Four years on, and I still feel like my time on Manus Island will never leave me. It’s something that is incredibly hard to move on from. But let me start from where I was, and move to where I am now.
Four years ago, I arrived back home. Following a flight from Port Moresby to Brisbane, and then back to Melbourne, we arrived back to a building in effective lockdown. There was an outbreak of Norovirus heading around Melbourne, and our college was not exempted. A number of families had come down with it, and as such we had to be warned that we would be exposing ourselves if we headed up to our rooms. I believe most of us ignored that warning, just wanting to go and see our families.
I believe we all got sick. Not a very pleasant return home.
We had a couple of weeks off before our corps placements began. Liesl and I were heading to Rosebud Corps. We felt like we did well, but the review that happened following our placement didn’t go as we had thought. It was only on reflection of that time that I realised that perhaps I had been affected by my time on Manus Island more than I realised. Should I have talked to someone? Possibly. But I didn’t realise until well after the fact.
After college, we were appointed to Devonport. It was here that I sought out ways to take my experiences on Manus Island, and put them to good use. I wrote to politicians, and met with the local member, talking to him about my time there, and why I feel convinced by my faith that we need to do more to welcome Asylum Seekers and Refugees (He was a former Pastor, so I felt the faith aspect was a reasonable one to discuss). I saw an ad for the local Amnesty International group, and I started attending that.

And I got involved in the local Love Makes A Way group, based in Launceston – eventually taking part in a sit in at Senator David Bushby’s office. (I wrote and preached about this and you can find my sermon here.)
Since moving to Rochester, I still seek out ways to be involved and attempt to bring about change to our government’s policies which lock up innocent people, who have committed no crime by seeking asylum.
But my time in Manus will never leave me. I think for the most part, this is because I have no resolution.
For all of the people I met on Manus Island, I only know of two who were living in Australia. These were two young boys who stuck in my head, partly because while I was there, they had their Boat ID’s shaved into their hair. I think it was observing this that partly led me to ensuring I used the community members names whenever I could – when we reduce people to a number, we reduce their humanity, and we reduce our willingness to care.
But for the rest of the community members – I have no idea. I can only assume that most of those who I met in the Families Camp were most likely moved to Nauru. And I have to assume that most of those in the SAMs camp are still on Manus Island.
And that’s what eats me up the most. That these wonderful people, these people that have so many skills and passions, these people that were fleeing awful situations that could have added so much value to our society – I’ll never know where they are, I’ll never know what they’ve been able to do with their situation, and I’ll never know what might have been.
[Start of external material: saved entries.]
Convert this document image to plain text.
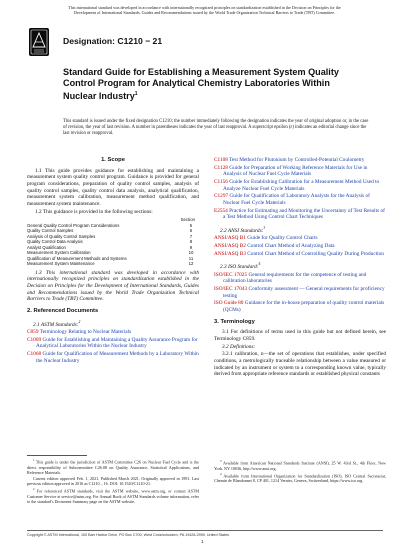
This international standard was developed in accordance with internationally recognized principles on standardization established in the Decision on Principles for the
Development of International Standards, Guides and Recommendations issued by the World Trade Organization Technical Barriers to Trade (TBT) Committee.
Designation: C1210 − 21
Standard Guide for Establishing a Measurement System Quality Control Program for Analytical Chemistry Laboratories Within Nuclear Industry$^1$
This standard is issued under the fixed designation C1210; the number immediately following the designation indicates the year of original adoption or, in the case of revision, the year of last revision. A number in parentheses indicates the year of last reapproval. A superscript epsilon (ε) indicates an editorial change since the last revision or reapproval.
1. Scope

1.1 This guide provides guidance for establishing and maintaining a measurement system quality control program. Guidance is provided for general program considerations, preparation of quality control samples, analysis of quality control samples, quality control data analysis, analytical qualification, measurement system calibration, measurement method qualification, and measurement system maintenance.

1.2 This guidance is provided in the following sections:

Section
General Quality Control Program Considerations	5
Quality Control Samples	6
Analysis of Quality Control Samples	7
Quality Control Data Analysis	8
Analyst Qualification	9
Measurement System Calibration	10
Qualification of Measurement Methods and Systems	11
Measurement System Maintenance	12

1.3 This international standard was developed in accordance with internationally recognized principles on standardization established in the Decision on Principles for the Development of International Standards, Guides and Recommendations issued by the World Trade Organization Technical Barriers to Trade (TBT) Committee.

2. Referenced Documents
2.1 ASTM Standards:$^2$
C859 Terminology Relating to Nuclear Materials
C1009 Guide for Establishing and Maintaining a Quality Assurance Program for Analytical Laboratories Within the Nuclear Industry
C1068 Guide for Qualification of Measurement Methods by a Laboratory Within the Nuclear Industry
C1108 Test Method for Plutonium by Controlled-Potential Coulometry
C1128 Guide for Preparation of Working Reference Materials for Use in Analysis of Nuclear Fuel Cycle Materials
C1156 Guide for Establishing Calibration for a Measurement Method Used to Analyze Nuclear Fuel Cycle Materials
C1297 Guide for Qualification of Laboratory Analysts for the Analysis of Nuclear Fuel Cycle Materials
E2554 Practice for Estimating and Monitoring the Uncertainty of Test Results of a Test Method Using Control Chart Techniques
2.2 ANSI Standards:$^3$
ANSI/ASQ B1 Guide for Quality Control Charts
ANSI/ASQ B2 Control Chart Method of Analyzing Data
ANSI/ASQ B3 Control Chart Method of Controlling Quality During Production
2.3 ISO Standard:$^4$
ISO/IEC 17025 General requirements for the competence of testing and calibration laboratories
ISO/IEC 17043 Conformity assessment — General requirements for proficiency testing
ISO Guide 80 Guidance for the in-house preparation of quality control materials (QCMs)
3. Terminology

3.1 For definitions of terms used in this guide but not defined herein, see Terminology C859.

3.2 Definitions:

3.2.1 calibration, n—the set of operations that establishes, under specified conditions, a metrologically traceable relationship between a value measured or indicated by an instrument or system to a corresponding known value, typically derived from appropriate reference standards or established physical constants

$^1$ This guide is under the jurisdiction of ASTM Committee C26 on Nuclear Fuel Cycle and is the direct responsibility of Subcommittee C26.08 on Quality Assurance, Statistical Applications, and Reference Materials.

Current edition approved Feb. 1, 2021. Published March 2021. Originally approved in 1991. Last previous edition approved in 2016 as C1210 – 16. DOI: 10.1520/C1210-21.

$^2$ For referenced ASTM standards, visit the ASTM website, www.astm.org, or contact ASTM Customer Service at service@astm.org. For Annual Book of ASTM Standards volume information, refer to the standard's Document Summary page on the ASTM website.

$^3$ Available from American National Standards Institute (ANSI), 25 W. 43rd St., 4th Floor, New York, NY 10036, http://www.ansi.org.

$^4$ Available from International Organization for Standardization (ISO), ISO Central Secretariat, Chemin de Blandonnet 8, CP 401, 1214 Vernier, Geneva, Switzerland, https://www.iso.org.

Copyright © ASTM International, 100 Barr Harbor Drive, PO Box C700, West Conshohocken, PA 19428-2959. United States
1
I sympathise with those still in the detention centres – while my experience was only a month on staff when I knew when my time was up, and I knew that I would be heading home – it still affected me mentally. I can’t even imagine how those who have been there for four years are coping, and what damage it has done to them.
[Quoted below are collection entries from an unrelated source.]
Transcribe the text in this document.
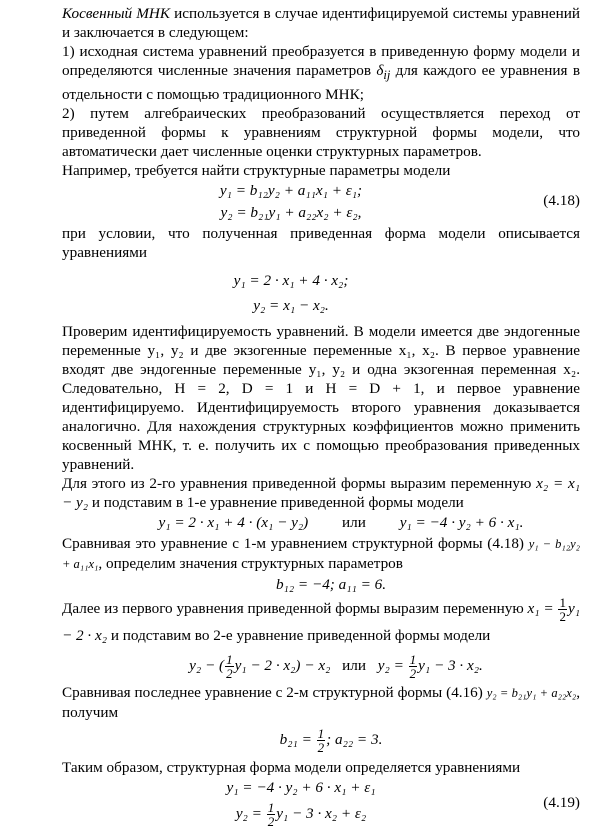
Косвенный МНК используется в случае идентифицируемой системы уравнений и заключается в следующем:

1) исходная система уравнений преобразуется в приведенную форму модели и определяются численные значения параметров $\delta_{ij}$ для каждого ее уравнения в отдельности с помощью традиционного МНК;

2) путем алгебраических преобразований осуществляется переход от приведенной формы к уравнениям структурной формы модели, что автоматически дает численные оценки структурных параметров.

Например, требуется найти структурные параметры модели

y₁ = b₁₂y₂ + a₁₁x₁ + ε₁;
y₂ = b₂₁y₁ + a₂₂x₂ + ε₂,
(4.18)

при условии, что полученная приведенная форма модели описывается уравнениями

y₁ = 2 · x₁ + 4 · x₂;
y₂ = x₁ − x₂.

Проверим идентифицируемость уравнений. В модели имеется две эндогенные переменные y₁, y₂ и две экзогенные переменные x₁, x₂. В первое уравнение входят две эндогенные переменные y₁, y₂ и одна экзогенная переменная x₂. Следовательно, H = 2, D = 1 и H = D + 1, и первое уравнение идентифицируемо. Идентифицируемость второго уравнения доказывается аналогично. Для нахождения структурных коэффициентов можно применить косвенный МНК, т. е. получить их с помощью преобразования приведенных уравнений.

Для этого из 2-го уравнения приведенной формы выразим переменную x₂ = x₁ − y₂ и подставим в 1-е уравнение приведенной формы модели

y₁ = 2 · x₁ + 4 · (x₁ − y₂) или y₁ = −4 · y₂ + 6 · x₁.

Сравнивая это уравнение с 1-м уравнением структурной формы (4.18) y₁ − b₁₂y₂ + a₁₁x₁, определим значения структурных параметров

b₁₂ = −4; a₁₁ = 6.

Далее из первого уравнения приведенной формы выразим переменную $x_1 = \frac{1}{2} y_1 - 2 \cdot x_2$ и подставим во 2-е уравнение приведенной формы модели

y₂ − ( $\frac{1}{2} y_1 - 2 \cdot x_2) - x_2$ или $y_2 = \frac{1}{2} y_1 - 3 \cdot x_2$.

Сравнивая последнее уравнение с 2-м структурной формы (4.16) y₂ = b₂₁y₁ + a₂₂x₂, получим

$b_{21} = \frac{1}{2}$ ; a₂₂ = 3.

Таким образом, структурная форма модели определяется уравнениями

y₁ = −4 · y₂ + 6 · x₁ + ε₁
$y_2 = \frac{1}{2} y_1 - 3 \cdot x_2 + \varepsilon_2$
(4.19)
And so, I will continue the fight. And I encourage you to as well. I hope that by sharing a bit of my experience – as limited as it was, in some ways – I hope that it has shed some light into what life is like in the detention centres. And I hope that you can see that things need to change. We need to hold our government to account to this, and have them step away from party politics and show some actual leadership and determine a real and humane solution.
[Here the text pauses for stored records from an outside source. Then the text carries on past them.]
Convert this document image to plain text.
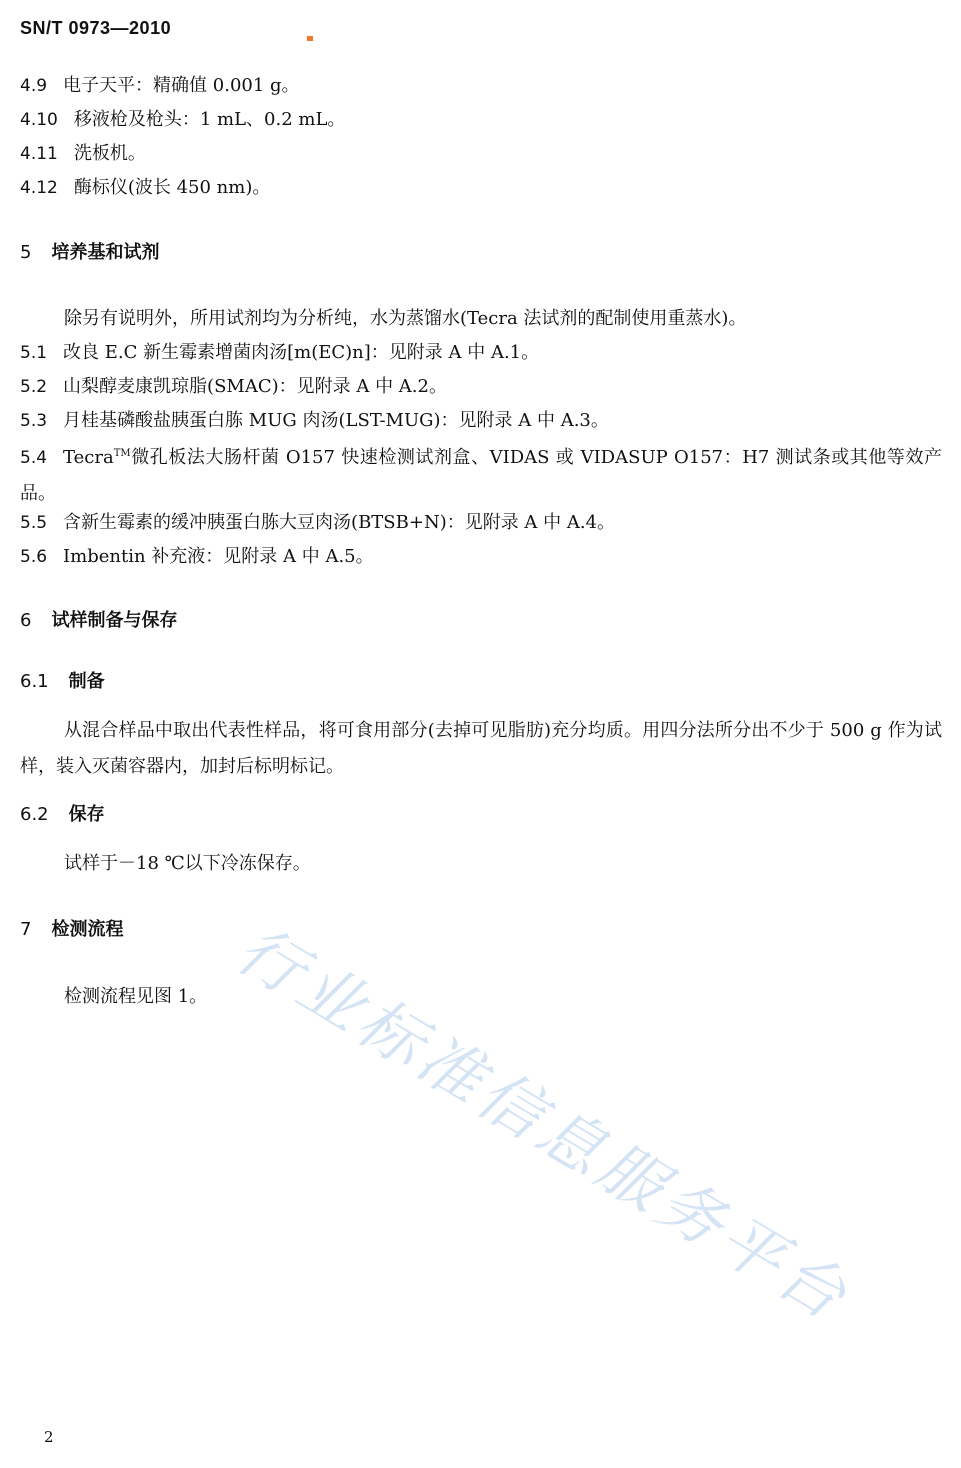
SN/T 0973—2010
4.9 电子天平：精确值 0.001 g。
4.10 移液枪及枪头：1 mL、0.2 mL。
4.11 洗板机。
4.12 酶标仪(波长 450 nm)。
5 培养基和试剂
除另有说明外，所用试剂均为分析纯，水为蒸馏水(Tecra 法试剂的配制使用重蒸水)。
5.1 改良 E.C 新生霉素增菌肉汤[m(EC)n]：见附录 A 中 A.1。
5.2 山梨醇麦康凯琼脂(SMAC)：见附录 A 中 A.2。
5.3 月桂基磷酸盐胰蛋白胨 MUG 肉汤(LST-MUG)：见附录 A 中 A.3。
5.4 Tecra™微孔板法大肠杆菌 O157 快速检测试剂盒、VIDAS 或 VIDASUP O157：H7 测试条或其他等效产品。
5.5 含新生霉素的缓冲胰蛋白胨大豆肉汤(BTSB+N)：见附录 A 中 A.4。
5.6 Imbentin 补充液：见附录 A 中 A.5。
6 试样制备与保存
6.1 制备
从混合样品中取出代表性样品，将可食用部分(去掉可见脂肪)充分均质。用四分法所分出不少于 500 g 作为试样，装入灭菌容器内，加封后标明标记。
6.2 保存
试样于－18 ℃以下冷冻保存。
7 检测流程
检测流程见图 1。 行业标准信息服务平台
2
One of the best things you can do is writing to or calling up your local member. You don’t need to have all the answers – all you need to do is let them know that this is an issue that you care about and want them to act on. The more people who let their local members know, the more they will feel they need to represent the desires of their electorate.
You can also donate to organisations that are actively helping Asylum Seekers and Refugees. There are many out there, but the three that I will promote are the Asylum Seeker Resource Centre (ASRC), the Centre for Asylum Seekers, Refugees and Detainees (CARAD), and Love Makes A Way.